Nel breve periodo non ci saranno perforazioni per la ricerca di petrolio nel Canale di Sicilia, perché ci sono rigide norme sulla valutazione di impatto ambientale e serve l'autorizzazione degli enti locali interessati, con la Regione Sicilia che si è dichiarata contraria. La rassicurazione è arrivata dal sottosegretario allo Sviluppo Economico, Catia Polidori, che ha così risposto all'interpellanza dell'esponente del Pd siciliano, Angelo Capodicasa. Tirano dunque un sospiro di sollievo gli ambientalisti e gli operatori del turismo della zona.
"La notizia stampa dell'imminente esecuzione di perforazioni per ricerche di giacimenti petroliferi nel Canale di Sicilia, ad opera della Northern petroleum, è destituita di ogni fondamento – ha detto Polidori – inoltre la zona di mare comprendente il Canale di Sicilia è da sempre interessata da programmi di ricerca da parte di numerosi operatori. Tuttavia, da agosto 2010, sono entrate in vigore le rigorose misure restrittive particolarmente incisive sull'attività di ricerca e coltivazione di idrocarburi nei mari italiani, che hanno introdotto il divieto assoluto di ricerca, prospezione ed estrazione di idrocarburi all'interno delle aree marine e costiere protette e per una fascia di mare di 12 miglia attorno al perimetro esterno delle zone di mare e di costa protette".

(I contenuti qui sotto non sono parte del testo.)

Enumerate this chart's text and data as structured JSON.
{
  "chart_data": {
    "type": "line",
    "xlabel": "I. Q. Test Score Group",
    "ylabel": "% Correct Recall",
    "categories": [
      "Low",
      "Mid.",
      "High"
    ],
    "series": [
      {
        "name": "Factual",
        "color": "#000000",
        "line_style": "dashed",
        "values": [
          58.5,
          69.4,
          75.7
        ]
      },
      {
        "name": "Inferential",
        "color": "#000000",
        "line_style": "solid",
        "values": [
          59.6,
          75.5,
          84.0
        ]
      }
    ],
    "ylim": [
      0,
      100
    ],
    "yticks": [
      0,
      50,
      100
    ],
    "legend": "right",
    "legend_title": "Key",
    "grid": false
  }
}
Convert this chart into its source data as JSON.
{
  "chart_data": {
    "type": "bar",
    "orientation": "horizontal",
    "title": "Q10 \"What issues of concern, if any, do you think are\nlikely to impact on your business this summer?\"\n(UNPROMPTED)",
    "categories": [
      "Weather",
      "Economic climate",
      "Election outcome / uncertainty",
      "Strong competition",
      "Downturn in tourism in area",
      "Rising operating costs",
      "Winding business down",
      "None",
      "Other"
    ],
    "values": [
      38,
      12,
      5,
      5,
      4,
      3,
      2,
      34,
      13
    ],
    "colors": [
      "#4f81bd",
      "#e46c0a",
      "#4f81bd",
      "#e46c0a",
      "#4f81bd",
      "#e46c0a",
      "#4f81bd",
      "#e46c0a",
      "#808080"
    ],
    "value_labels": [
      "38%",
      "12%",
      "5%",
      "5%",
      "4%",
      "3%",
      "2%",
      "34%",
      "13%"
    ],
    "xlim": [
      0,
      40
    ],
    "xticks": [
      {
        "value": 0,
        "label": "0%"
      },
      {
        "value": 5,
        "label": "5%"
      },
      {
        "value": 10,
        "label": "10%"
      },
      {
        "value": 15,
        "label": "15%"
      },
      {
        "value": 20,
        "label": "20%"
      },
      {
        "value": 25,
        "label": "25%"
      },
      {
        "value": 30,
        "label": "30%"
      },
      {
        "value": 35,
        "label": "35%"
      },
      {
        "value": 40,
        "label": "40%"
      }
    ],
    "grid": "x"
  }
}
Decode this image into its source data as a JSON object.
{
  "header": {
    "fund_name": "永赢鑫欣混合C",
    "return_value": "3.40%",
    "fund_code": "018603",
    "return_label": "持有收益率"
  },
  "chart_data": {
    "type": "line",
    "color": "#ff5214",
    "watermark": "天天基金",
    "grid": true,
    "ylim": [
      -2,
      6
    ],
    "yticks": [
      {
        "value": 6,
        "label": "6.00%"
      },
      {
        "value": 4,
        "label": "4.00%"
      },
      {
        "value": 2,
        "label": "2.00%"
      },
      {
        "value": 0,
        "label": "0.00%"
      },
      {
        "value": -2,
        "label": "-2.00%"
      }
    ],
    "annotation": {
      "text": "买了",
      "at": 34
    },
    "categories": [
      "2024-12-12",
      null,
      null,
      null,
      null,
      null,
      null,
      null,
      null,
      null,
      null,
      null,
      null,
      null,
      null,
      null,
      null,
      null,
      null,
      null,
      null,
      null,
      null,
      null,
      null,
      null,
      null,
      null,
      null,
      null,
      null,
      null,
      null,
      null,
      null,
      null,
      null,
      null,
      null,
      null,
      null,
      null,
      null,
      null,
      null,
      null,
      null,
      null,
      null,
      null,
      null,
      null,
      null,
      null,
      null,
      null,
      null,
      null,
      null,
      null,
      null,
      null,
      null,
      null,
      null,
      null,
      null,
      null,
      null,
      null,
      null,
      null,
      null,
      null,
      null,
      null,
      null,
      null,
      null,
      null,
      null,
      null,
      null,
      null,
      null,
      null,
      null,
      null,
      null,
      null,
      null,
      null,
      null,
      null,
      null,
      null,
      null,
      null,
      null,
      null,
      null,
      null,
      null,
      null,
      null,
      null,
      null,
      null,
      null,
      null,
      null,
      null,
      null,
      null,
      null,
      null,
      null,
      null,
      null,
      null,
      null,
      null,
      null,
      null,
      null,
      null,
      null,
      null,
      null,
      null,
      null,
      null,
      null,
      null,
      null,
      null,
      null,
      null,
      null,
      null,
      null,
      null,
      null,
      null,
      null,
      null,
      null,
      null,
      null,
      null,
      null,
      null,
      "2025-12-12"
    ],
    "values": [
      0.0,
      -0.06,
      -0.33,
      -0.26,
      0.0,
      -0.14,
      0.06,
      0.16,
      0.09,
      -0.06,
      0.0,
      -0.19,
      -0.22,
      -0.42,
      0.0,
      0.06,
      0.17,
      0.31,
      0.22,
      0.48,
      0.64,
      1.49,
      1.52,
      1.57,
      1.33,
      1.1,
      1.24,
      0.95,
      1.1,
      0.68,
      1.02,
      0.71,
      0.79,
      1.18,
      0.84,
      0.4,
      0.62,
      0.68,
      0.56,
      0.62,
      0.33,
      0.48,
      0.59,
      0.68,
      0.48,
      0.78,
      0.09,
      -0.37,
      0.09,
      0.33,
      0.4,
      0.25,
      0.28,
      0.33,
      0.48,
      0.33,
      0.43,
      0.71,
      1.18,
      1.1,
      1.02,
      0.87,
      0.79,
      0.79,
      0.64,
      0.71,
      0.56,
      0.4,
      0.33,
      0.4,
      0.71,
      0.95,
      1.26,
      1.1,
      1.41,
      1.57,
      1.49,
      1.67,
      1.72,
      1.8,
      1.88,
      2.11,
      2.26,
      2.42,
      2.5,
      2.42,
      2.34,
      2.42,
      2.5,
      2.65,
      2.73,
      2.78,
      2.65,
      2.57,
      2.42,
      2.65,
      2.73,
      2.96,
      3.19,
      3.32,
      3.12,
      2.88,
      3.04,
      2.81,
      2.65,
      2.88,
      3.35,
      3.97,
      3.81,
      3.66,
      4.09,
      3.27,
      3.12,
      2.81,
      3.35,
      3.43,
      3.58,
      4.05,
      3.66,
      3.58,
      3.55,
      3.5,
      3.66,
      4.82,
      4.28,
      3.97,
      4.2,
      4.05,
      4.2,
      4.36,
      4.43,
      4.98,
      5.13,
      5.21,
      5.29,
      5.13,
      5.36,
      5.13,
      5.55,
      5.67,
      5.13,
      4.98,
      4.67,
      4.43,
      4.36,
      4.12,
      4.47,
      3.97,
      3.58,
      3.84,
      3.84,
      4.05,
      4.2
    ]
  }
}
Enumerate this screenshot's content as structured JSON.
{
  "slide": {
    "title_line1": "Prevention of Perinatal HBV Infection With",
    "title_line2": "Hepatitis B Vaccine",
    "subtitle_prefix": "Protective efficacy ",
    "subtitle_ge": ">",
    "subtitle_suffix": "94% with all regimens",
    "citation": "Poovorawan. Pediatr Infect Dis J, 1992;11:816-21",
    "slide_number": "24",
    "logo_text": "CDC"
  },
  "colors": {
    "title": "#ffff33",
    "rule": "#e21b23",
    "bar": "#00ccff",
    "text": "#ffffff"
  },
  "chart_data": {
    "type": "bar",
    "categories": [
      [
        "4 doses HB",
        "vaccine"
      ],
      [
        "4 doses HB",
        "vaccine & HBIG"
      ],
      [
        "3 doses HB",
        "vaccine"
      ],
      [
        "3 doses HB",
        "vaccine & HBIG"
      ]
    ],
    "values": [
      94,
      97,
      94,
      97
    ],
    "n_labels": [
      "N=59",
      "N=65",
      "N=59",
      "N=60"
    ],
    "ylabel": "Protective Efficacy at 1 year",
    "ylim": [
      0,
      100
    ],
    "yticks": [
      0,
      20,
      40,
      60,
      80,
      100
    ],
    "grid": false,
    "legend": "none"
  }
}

Ma una nuova minaccia, oltre alla provvisorietà dello stop per i mandati esplorativi, incombe su ambientalisti e operatori turistici delle province di Ragusa, Siracusa ed Agrigento. Il governo maltese, infatti, ha autorizzato, lo scorso 1 giugno, la compagnia petrolifera italiana Mediterranean Oil & Gas a prolungare il periodo relativo alle esplorazioni per i prossimi 18 mesi nelle proprie acque territoriali. In realtà, però, la zona si trova a 22 miglia circa dalla costa iblea.